Greifen wir ein Beispiel aus dem Lexikon heraus: Unter den Stichworten „Hutus / Ruanda 1994“ und „Tutsis / Ruanda 1994“ liest mensch Kurzbeschreibungen eines Völkermordes, bei dem es, ähnlich wie bei den ArmenierInnen in der Türkei im Ersten Weltkrieg, darum ging, „sämtliche Mitglieder einer Gruppe in einem umgrenzten Territorium zu ermorden.“ (S. 20) Zwei weitere Besonderheiten markieren den Völkermord der Hutus an den Tutsis in Ruanda 1994: das „Ausmorden der Tutsis“ ist „der erste Genozid, der (…) als Bürgerkrieg inszeniert“ (S. 334) wurde. Ihr Nichteingreifen rechtfertigten die USA und Frankreich im UN-Sicherheitsrat, indem sie absichtlich nicht von einem Genozid sprachen, sondern diesen als Bürgerkrieg verharmlosten. Innerhalb weniger Wochen des Jahres 1994 wurden etwa 600.000 Tutsis und mindestens 200.000 demokratische Hutus ermordet.

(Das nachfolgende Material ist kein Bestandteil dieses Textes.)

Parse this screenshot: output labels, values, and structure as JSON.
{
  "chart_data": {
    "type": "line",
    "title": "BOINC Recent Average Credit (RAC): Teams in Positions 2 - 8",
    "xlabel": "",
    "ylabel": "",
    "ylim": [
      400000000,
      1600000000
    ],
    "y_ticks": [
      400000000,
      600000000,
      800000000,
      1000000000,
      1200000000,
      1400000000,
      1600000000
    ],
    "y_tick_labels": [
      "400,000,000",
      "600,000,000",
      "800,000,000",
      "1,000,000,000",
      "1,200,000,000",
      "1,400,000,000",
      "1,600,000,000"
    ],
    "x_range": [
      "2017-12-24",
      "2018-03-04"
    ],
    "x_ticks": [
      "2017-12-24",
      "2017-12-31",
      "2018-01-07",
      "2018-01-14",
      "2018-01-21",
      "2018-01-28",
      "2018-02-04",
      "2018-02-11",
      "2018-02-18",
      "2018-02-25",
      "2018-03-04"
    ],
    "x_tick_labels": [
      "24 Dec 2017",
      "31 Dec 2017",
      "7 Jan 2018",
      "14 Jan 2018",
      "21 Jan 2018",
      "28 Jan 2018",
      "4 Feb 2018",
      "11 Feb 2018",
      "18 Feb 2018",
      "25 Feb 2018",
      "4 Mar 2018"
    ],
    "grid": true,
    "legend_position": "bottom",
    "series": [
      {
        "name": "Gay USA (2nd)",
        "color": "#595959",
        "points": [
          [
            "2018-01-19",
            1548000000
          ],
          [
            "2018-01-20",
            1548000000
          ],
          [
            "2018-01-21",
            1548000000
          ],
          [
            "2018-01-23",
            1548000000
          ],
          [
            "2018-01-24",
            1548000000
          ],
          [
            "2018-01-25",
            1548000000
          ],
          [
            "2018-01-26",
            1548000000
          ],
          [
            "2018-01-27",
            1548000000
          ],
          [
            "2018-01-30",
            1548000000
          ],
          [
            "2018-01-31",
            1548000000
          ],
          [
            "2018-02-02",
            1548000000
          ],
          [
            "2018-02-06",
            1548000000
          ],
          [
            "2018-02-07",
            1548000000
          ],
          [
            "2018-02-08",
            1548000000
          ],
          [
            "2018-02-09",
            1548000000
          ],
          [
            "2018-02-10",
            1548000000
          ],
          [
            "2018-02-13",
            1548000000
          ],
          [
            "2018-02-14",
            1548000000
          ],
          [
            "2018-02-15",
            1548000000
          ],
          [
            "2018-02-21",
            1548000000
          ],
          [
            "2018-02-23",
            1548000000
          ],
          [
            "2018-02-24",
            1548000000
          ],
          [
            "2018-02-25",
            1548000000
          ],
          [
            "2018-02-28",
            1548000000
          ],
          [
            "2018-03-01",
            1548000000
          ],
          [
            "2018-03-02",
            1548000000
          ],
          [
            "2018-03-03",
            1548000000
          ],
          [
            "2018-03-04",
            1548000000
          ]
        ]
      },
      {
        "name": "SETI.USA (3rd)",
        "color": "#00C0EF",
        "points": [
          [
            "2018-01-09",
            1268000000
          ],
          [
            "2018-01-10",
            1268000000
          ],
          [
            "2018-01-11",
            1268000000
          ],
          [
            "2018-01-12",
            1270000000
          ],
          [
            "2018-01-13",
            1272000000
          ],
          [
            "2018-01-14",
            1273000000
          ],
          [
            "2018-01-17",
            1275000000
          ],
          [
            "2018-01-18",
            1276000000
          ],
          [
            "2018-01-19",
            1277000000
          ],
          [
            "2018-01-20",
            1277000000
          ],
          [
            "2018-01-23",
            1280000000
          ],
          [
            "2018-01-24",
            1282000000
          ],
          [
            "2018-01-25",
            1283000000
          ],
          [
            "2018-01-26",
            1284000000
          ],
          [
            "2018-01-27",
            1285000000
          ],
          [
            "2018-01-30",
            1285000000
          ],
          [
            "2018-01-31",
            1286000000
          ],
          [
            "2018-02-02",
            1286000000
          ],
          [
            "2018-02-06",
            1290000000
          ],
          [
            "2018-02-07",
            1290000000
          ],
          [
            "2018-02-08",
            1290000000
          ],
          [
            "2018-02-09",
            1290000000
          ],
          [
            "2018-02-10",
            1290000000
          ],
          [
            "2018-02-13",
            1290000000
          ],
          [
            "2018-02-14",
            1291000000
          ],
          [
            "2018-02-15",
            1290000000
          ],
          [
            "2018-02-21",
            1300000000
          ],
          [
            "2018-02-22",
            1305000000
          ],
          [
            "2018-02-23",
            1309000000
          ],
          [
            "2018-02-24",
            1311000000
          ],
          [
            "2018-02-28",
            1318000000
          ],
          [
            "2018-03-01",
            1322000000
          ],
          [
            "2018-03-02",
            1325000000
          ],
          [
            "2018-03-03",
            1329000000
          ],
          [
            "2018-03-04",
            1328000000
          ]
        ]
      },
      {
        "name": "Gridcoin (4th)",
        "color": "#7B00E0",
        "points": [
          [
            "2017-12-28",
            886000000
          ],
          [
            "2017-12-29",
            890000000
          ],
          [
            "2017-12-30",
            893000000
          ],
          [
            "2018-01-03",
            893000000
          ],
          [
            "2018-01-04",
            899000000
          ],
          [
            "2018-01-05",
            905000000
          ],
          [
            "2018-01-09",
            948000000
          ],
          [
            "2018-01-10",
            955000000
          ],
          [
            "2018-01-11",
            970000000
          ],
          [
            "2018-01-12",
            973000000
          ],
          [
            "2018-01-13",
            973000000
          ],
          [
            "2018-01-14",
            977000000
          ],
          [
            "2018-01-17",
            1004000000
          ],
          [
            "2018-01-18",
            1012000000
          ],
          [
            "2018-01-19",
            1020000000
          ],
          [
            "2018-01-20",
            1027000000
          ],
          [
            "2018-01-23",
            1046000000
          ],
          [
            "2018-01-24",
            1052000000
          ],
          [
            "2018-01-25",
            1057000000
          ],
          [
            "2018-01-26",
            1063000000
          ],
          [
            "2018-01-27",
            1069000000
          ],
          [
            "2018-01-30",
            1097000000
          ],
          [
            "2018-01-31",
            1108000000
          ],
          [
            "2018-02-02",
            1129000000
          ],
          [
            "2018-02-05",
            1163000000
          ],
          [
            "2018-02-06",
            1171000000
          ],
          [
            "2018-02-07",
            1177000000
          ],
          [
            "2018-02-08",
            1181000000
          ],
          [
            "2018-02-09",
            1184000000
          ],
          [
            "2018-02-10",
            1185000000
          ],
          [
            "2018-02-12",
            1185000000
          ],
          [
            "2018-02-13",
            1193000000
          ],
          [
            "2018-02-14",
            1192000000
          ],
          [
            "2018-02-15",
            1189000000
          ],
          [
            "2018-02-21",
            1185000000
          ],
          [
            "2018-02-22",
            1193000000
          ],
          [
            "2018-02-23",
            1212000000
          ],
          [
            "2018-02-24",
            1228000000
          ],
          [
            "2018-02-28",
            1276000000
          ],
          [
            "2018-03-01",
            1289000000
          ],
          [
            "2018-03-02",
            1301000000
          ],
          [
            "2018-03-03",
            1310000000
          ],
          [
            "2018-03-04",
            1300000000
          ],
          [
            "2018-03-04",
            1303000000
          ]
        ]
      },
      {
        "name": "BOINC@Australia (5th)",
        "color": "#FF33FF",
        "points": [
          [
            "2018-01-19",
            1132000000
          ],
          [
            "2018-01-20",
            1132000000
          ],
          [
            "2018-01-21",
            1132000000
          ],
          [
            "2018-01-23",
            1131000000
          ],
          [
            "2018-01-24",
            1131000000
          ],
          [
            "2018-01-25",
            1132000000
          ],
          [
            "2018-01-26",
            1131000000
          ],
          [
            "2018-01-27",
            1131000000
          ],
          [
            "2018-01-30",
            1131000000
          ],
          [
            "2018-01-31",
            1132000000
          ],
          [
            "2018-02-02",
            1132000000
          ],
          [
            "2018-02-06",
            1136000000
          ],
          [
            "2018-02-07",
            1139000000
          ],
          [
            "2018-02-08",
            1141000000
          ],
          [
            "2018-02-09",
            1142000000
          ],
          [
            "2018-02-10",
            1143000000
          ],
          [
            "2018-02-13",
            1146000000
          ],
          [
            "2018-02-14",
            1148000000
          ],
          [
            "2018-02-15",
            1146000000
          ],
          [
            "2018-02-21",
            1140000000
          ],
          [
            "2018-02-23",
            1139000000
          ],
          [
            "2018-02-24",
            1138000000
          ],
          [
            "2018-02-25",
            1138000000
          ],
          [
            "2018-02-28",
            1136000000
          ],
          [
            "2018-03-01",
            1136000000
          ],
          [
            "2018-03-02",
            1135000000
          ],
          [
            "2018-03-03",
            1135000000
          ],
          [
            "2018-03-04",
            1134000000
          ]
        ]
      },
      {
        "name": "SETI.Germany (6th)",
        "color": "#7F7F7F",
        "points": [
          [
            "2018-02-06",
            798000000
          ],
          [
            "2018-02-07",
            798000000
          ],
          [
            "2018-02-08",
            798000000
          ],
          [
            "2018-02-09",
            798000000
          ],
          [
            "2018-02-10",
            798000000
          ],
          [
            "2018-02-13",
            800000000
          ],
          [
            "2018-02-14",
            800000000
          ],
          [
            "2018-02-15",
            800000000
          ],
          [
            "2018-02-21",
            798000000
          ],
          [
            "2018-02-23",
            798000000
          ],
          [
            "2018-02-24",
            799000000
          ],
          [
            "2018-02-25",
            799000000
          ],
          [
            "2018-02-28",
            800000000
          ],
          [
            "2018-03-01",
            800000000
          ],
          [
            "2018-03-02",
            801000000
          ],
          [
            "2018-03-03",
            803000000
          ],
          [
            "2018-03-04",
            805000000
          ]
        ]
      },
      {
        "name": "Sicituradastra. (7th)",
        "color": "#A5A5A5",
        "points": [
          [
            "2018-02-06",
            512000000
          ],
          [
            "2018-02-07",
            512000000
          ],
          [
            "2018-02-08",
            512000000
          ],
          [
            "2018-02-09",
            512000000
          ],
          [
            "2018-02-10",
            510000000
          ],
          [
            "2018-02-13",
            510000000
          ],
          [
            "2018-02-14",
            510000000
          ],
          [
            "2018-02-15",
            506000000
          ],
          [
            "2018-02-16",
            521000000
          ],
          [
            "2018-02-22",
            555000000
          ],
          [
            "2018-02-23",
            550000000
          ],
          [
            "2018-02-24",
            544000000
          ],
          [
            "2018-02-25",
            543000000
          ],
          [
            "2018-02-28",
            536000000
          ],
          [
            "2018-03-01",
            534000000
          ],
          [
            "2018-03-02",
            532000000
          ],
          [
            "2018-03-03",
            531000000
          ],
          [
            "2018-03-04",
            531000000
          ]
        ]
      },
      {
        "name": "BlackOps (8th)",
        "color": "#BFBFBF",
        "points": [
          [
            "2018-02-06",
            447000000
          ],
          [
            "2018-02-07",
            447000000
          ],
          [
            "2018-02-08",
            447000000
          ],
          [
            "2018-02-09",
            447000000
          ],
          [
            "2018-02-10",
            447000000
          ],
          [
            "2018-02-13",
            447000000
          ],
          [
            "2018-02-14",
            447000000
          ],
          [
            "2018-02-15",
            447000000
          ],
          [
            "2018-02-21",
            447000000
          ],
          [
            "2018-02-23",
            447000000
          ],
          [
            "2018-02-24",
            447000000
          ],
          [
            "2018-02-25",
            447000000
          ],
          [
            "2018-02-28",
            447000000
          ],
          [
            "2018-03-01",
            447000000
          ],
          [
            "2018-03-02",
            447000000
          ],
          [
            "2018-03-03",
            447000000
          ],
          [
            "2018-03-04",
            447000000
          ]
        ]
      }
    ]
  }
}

Finden wir bei allen anderen Massenmorden in diesem Jahrhundert fast ausschließlich männliche Täter, so nahmen hier neben ca. 80% aller männlichen Hutus über 15 Jahren auch viele Frauen und Kinder an den Massakern mit der Machete teil, ein billiges Massenprodukt aus China, die obendrein leicht zu führen ist (Stichwort Machete, S. 241). „Vor allem das Herausschneiden oder Durchbohren der Vaginas von als ’schöner‘ geltenden Tutsifrauen hat die Vorstellung in Frage gestellt, daß genitale Gewalt nur von Männern kommen könne.“ (S. 50) (5)
Erstaunt liest mensch unter dem Stichwort „Eigentümer“ (adlige Besitzerschichten, Bauern, Händler und Unternehmer), daß dies mit 40-50 Millionen Opfern vor allem in der Sowjetunion und in China die zahlenmäßig „größte Opfergruppe des 20. Jahrhunderts und der gesamten Menschheitsgeschichte“ sei (S. 125), die allerdings durch die Völkermordkonvention der Vereinten Nationen von 1948 nicht geschützt ist (S. 354ff.) (6).
Das Handbuch empfehlen wir vor allem denjenigen, die angesichts von Völkermord und regierungsamtlichem Massenmord gerade aufgrund der Imperative „Nie wieder Krieg!“ und „Nie wieder Auschwitz!“ sich um andere als militärische Mittel bemühen, um Genozide und ethnische Vertreibungen bereits im Vorfeld zu verhindern.
(1) Der in Polen geborene Jurist Raphael Lemkin (1900-1959) ist der Autor der UN-Völkermordkonvention 1948 (siehe Lexikoneintrag, S. 235ff.)
(2) Rudolph J. Rummel: Democide: Nazi Genozide and Mass Murder. New Brunswick, New Jersey 1992.
(3) S. 37ff. In diesem Zusammenhang weist er auf ein entsprechendes, vierzigbändiges Projekt über "Rußland: Das 20. Jahrhundert" hin (S. 43). Bereits erschienen ist eine Studie über die Ermordung der Kronstädter Matrosen (1921).
(4) Gunnar Heinsohn: Warum Auschwitz? Hitlers Plan und die Ratlosigkeit der Nachwelt. Reinbek 1995, S. 18. Die Deutschen sollten ein "Recht auf Völkermord von neuem einüben" (S. 171), mit dem Ziel einer "vom Tötungsverbot befreiten Nation." (S. 172)
(5) Rwanda: Not so Innocent: When Women Become Killers. African Rights, London 1995.
(6) siehe Einträge "Klassenmord" (S. 221), "Kulaken" (S. 228f) und "Ökonomizid" (S. 271).